People who are vaccinated against chickenpox as children or adults may still require a shingles vaccination when they reach age 50, Dooling said, but a final determination will require medical research. “They may still carry the virus even if they don’t get sick,” Dooling said.
Weber said the chickenpox vaccination not only reduces the risk of infection but also reduces the symptoms for those who become infected. The chickenpox vaccine also reduces the chance of getting shingles in later adulthood, but doesn’t eliminate the possibility. Weber noted that only about a third of Americans are immunized against shingles.
It will take several months for the CDC to formally adopt the advisory panel’s recommendations.
Shingrix can have more severe side effects than the older vaccine, most commonly pain, redness, swelling, fever, headache and upset stomach. GSK said most reactions to the vaccine were mild and short-term, lasting less than three days. Weber said up to 15 percent of those who receive the dual shots of Shingrix will have arm soreness uncomfortable enough to impair daily function for less than three days.
London-based GSK, the global pharmaceutical giant that employs more than 3,000 people in the Triangle, predicts Shingrix will become a blockbuster drug that will generate more than $1 billion in revenue for the company. Shingrix was approved for use in Canada this month and is awaiting regulatory approval in the European Union, Australia and Japan.
In clinical trials, Shingrix was shown to be 90 percent effective, compared to a 50-percent effectiveness rate for Zostavax. Shingrix also showed effectiveness for a longer period of time Zostavax.
The CDC currently recommends shingles vaccinations for people aged 60 and older, whether or not they recall having chickenpox. If the CDC lowered the recommendation to people aged 50 and older, as the scientific panel recommended Wednesday, an additional 42 million people would be eligible for the vaccination. An additional 20 million who have been vaccinated by Zostavax in the United States would also be eligible to be re-vaccinated with Shingrix, as the CDC’s advisory panel recommended Wednesday.

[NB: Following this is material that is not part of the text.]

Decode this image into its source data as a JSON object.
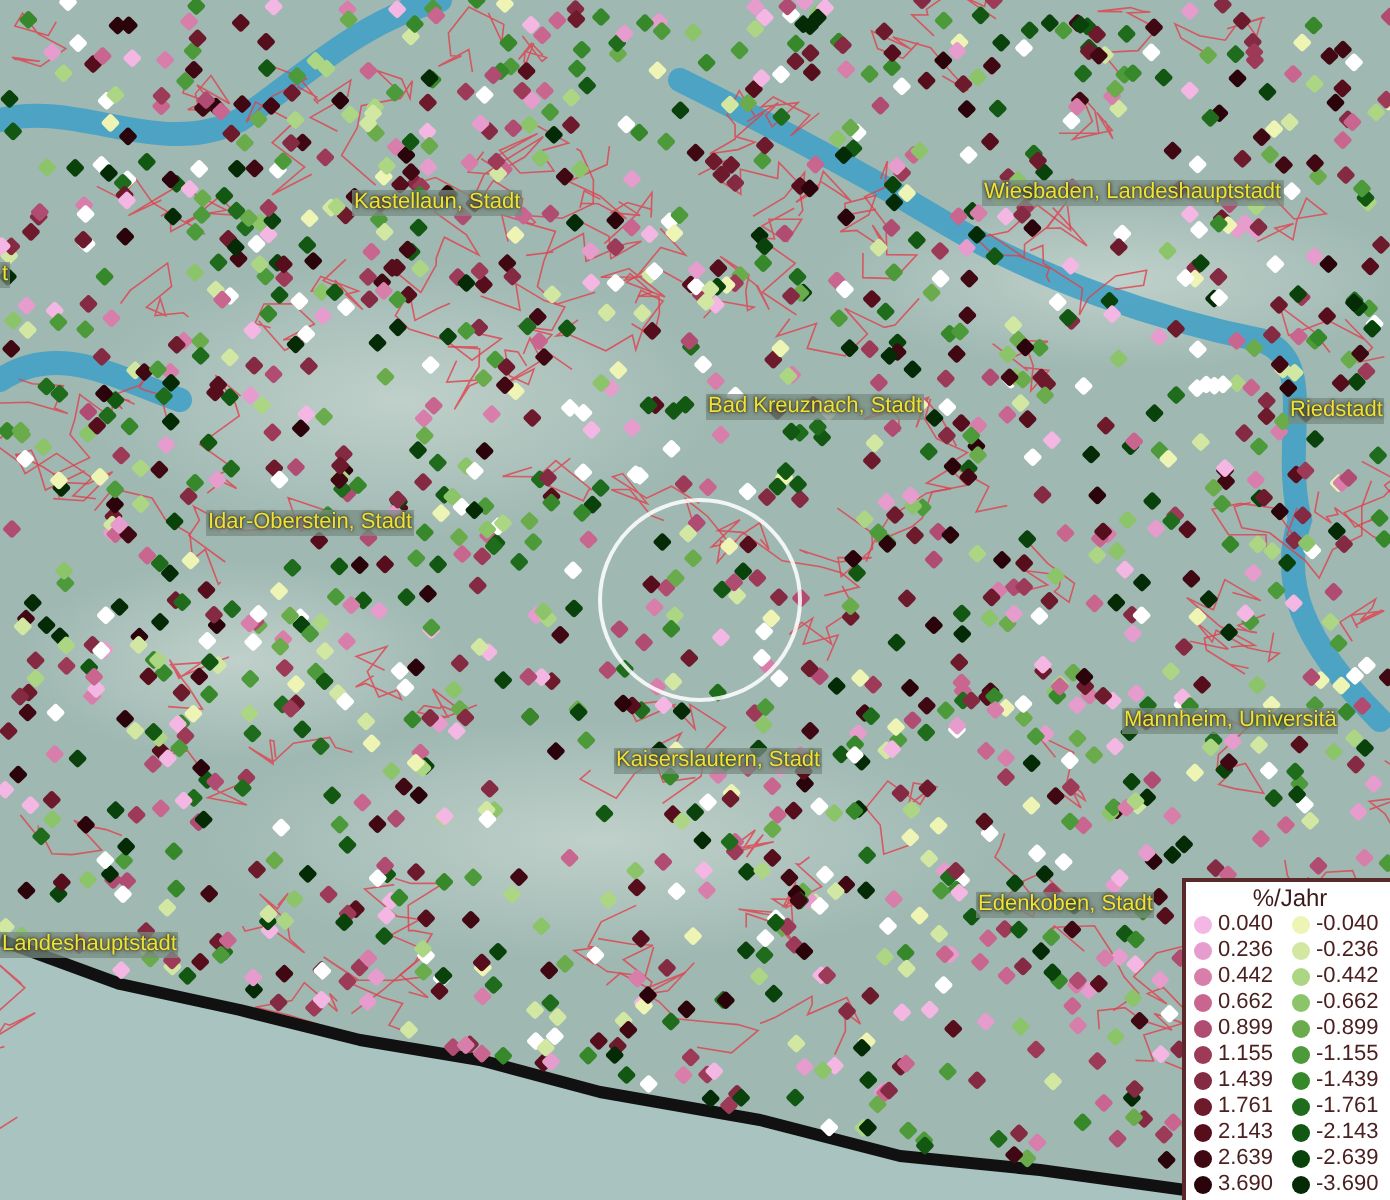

GSK expects to start distributing Shingrix by the end of November, but health insurance coverage is not expected to be in place until mid-2018. A two-shot Shingrix immunization costs $280 if not paid for by insurance.
GSK employs about 3,000 workers at its Research Triangle Park campus, about a third of whom are contractors, as well as 800 at its drug manufacturing plant in Zebulon.